1. Ask students to respond to the following in their journals:

Suppose that you are a NASA scientist and must write a report about the findings of your experiments. Work with your group to write a report. Be sure to include the purpose of the experiment, the procedures you used, the data you collected, your findings, and recommendations of which dimensions resulted in the best solar collectors.

**Extensions**

Ask questions such as the following to help students think of ways they can extend this activity.

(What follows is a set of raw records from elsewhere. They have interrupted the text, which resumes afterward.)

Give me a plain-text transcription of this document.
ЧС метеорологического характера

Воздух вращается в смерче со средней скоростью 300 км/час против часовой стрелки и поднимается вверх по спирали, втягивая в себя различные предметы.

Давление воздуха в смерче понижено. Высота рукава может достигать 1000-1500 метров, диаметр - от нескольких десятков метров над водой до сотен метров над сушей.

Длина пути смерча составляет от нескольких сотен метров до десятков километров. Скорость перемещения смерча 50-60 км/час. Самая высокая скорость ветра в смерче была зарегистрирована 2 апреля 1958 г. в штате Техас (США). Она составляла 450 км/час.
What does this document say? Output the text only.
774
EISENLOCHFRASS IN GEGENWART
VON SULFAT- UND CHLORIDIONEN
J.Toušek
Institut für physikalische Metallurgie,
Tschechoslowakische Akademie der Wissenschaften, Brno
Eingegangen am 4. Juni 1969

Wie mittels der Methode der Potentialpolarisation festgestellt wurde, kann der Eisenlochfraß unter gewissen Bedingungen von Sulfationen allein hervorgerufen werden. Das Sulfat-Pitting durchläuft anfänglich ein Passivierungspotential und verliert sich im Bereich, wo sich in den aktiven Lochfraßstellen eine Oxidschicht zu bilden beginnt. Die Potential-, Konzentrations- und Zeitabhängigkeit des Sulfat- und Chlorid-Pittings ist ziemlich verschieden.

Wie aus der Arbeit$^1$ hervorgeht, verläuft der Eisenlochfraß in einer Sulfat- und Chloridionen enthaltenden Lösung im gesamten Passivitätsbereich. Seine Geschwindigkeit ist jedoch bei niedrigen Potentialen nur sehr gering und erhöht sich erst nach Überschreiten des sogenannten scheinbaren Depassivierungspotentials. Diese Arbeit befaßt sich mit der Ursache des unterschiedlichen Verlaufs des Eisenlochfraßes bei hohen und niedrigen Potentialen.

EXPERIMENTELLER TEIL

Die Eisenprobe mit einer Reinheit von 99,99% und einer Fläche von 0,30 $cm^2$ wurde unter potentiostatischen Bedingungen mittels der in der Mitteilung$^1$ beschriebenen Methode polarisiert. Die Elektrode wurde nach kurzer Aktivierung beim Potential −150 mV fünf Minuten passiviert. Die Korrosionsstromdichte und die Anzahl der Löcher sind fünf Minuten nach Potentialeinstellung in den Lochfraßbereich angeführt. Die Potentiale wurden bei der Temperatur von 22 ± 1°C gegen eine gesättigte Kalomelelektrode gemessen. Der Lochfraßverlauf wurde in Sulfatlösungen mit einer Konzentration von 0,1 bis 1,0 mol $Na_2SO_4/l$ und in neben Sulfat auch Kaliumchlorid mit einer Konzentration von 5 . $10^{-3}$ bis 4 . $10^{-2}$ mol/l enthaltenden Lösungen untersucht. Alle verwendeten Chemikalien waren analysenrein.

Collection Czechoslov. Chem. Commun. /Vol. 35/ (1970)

- How is the area of the top of the box related to the efficiency of the solar collector?
- Do you think that the color of the box can make a difference?
- What other factors might make a difference?
- Suppose that we have a race to reach 100 degrees Fahrenheit fastest. How would you design your box for the race?
- What is the greatest difference between the temperature of the air outside a box and inside a box that your class can get?
- How would insulation in a box affect our solar collector?
- Students may want to investigate the use of solar cells in homes and businesses. Is solar energy a viable energy source? What about other forms of energy sources? What are alternatives to fossil fuels?
- Several kits, such as Solar House, Solar Oven, and Solar Energy, are available from technology and science suppliers that deal with solar power and energy.

**Questions for Students**

1. Which boxes got the hottest? Why? Did some boxes heat faster? Why?

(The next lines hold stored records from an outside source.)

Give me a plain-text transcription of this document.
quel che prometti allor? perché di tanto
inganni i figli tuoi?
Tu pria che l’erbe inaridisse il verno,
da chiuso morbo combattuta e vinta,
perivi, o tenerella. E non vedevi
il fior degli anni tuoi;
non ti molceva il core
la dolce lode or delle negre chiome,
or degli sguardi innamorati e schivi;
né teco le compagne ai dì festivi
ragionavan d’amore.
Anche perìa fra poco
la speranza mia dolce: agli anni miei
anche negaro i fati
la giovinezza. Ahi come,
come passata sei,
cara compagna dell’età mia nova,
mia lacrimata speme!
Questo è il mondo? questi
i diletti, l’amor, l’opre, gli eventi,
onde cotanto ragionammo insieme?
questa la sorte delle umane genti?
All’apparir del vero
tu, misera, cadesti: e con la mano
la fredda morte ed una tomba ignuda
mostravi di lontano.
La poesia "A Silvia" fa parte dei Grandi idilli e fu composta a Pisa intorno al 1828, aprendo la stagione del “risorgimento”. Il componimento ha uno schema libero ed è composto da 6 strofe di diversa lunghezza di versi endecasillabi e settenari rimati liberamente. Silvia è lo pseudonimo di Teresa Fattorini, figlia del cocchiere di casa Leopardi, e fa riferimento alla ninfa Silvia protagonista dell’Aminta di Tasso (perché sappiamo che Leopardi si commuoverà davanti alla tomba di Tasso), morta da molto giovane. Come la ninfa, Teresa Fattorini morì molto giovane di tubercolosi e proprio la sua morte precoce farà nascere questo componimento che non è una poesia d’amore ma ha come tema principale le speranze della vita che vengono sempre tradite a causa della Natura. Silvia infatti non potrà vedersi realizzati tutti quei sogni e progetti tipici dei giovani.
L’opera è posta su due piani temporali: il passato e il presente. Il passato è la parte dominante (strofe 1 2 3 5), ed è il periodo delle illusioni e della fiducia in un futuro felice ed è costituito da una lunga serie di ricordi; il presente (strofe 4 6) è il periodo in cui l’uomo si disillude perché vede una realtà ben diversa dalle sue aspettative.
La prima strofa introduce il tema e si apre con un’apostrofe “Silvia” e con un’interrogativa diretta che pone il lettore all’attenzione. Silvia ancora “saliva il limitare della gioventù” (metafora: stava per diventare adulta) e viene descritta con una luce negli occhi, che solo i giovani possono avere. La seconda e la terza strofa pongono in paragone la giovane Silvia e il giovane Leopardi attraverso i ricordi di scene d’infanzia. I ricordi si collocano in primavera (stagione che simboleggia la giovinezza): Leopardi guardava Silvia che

[All boxes have the same volume, so the same amount of space needs to be heated inside each box. Therefore, the box with the greatest amount of surface area exposed to the heat source will heat the fastest.Note: The most dramatic findings will occur outside on a cool, windless day.]

### Learning Objectives

- explore linear dimensions, area, volume, time, and temperature
- relate geometric ideas to number and measurement ideas
- recognize geometry in the world
- develop spatial sense

### Common Core State Standards – Mathematics

Grade 3, Measurement & Data

- CCSS.Math.Content.3.MD.D.8

Solve real world and mathematical problems involving perimeters of polygons, including finding the perimeter given the side lengths, finding an unknown side length, and exhibiting rectangles with the same perimeter and different areas or with the same area and different perimeters.